If an actress isn’t careful, she can play Amanda as a shrill raptor of a woman. The result can be a grotesque caricature of a complicated character.
“No one wants to listen to that for two hours,” Maynard said. “I don’t want to do that for two hours. I think [Williams] puts little seeds here and there that make you understand what made Amanda who she is.”
In what director Brad Speck calls Tennessee Williams’ most autobiographical play, Amanda Wingfield is a fading southern belle who landed in St. Louis with her two children. Her husband, a phone company man who traveled on the job, went on a work trip ages ago and never returned. The play is set in 1937. Amanda has reared two children. Tom is in his twenties. He’s bored senseless by his job in a shoe factory and dreams of writing a screenplay. Laura is a bit younger. She’s painfully shy and walks with a limp — the lingering effects of polio. Amanda is terrified Tom will follow in his father’s far-flung footsteps and abandon her and Laura. And she’s scared that her daughter will never marry and leave home.
“She was a single mother when it wasn’t done,” Maynard said. “It’s fear. Fear makes her do the things she does. She tells you in Act 1 ‘What else is left for us but dependency?’ She’s scared. She’s worked really hard. She’s raised two children on her own. The minute she relaxes, she’ll have to think about everything, what’s happened and what could happen.”
Chance Gibbs plays Tom, who bucks the expectations of his superiors at the factory and dreams of following his fantasies to a Hollywood writers’ room.
Gibbs, last seen on the Denton stage in the title role of Richard III, said Tom has been on his short list of dream roles for years.
“If you look up iconic roles for men, you get Richard in Richard III, Hamlet and Tom,” Gibbs said.
Gibbs said he’s trying to distill Tom’s restlessness.
“I think he has a responsibility. This is at the time when men worked and women stayed at home,” Gibbs said. “He doesn’t want the responsibility, though. He does stay out all night. He does drink. I think of him as a screenwriter. But he’s not in Hollywood. He’s in the Midwest.”
Because Laura is fragile, Amanda leans on Tom harder.

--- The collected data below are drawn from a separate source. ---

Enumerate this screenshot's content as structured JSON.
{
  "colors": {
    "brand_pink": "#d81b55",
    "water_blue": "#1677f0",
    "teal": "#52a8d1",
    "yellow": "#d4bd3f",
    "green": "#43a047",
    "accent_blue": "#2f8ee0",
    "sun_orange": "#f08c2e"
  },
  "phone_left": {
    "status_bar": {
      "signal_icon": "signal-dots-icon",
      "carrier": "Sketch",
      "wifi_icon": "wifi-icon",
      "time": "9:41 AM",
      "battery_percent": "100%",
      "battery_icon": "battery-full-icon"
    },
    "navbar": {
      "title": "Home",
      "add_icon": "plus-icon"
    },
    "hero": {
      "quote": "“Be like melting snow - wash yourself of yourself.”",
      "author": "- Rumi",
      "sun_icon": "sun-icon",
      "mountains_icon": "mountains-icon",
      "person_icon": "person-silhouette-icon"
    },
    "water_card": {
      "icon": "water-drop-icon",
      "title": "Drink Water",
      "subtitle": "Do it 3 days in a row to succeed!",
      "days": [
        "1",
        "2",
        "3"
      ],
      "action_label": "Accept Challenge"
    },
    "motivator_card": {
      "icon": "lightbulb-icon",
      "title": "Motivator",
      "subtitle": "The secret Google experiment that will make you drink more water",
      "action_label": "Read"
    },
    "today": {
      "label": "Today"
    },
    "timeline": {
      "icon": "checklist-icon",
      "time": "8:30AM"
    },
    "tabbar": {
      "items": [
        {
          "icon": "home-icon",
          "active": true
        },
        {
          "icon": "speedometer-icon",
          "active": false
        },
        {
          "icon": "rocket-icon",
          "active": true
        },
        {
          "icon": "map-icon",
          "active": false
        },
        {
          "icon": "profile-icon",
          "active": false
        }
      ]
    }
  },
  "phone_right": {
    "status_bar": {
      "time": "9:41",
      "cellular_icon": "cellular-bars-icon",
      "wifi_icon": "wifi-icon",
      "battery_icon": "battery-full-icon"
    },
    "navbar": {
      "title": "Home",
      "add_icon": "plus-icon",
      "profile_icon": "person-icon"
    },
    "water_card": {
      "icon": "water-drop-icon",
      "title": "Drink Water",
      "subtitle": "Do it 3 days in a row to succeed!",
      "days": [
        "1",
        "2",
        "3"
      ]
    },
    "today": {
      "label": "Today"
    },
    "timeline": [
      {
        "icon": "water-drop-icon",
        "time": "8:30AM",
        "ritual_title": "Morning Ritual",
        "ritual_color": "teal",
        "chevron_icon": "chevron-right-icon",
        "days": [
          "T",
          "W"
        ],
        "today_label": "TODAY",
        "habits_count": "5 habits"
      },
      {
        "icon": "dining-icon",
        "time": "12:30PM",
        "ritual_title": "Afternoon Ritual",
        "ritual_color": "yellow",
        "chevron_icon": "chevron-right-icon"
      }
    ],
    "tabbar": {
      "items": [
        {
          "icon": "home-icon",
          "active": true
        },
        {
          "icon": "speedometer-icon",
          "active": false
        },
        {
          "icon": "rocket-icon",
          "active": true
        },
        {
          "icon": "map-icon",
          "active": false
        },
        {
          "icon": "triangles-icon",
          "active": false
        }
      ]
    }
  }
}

“I think Tom takes the brunt of all of her blows,” Gibbs said. “He’s stuck. He feels responsible for his sister, but he wants out.”
McKenna Curtis plays the role of Laura, who is content to listen to the family’s phonograph and rearrange her beloved collection of glass animals.
“I think Laura loves her mother. I think both her and Tom think she’s a little overbearing, but they love to see her happy,” Curtis said.
Laura’s collection of crystal creatures represents her own fragility, and the family’s suspended animation. They’re living, but none of the characters feel alive in their own skin. In the end, Gibbs said Tom has to learn to live with his decisions, with Laura and their mother trapped in circumstances they didn’t invent all on their own.
“I think these are by far the most realistic characters, and it’s the most believable of [Williams’] plays,” Speck said.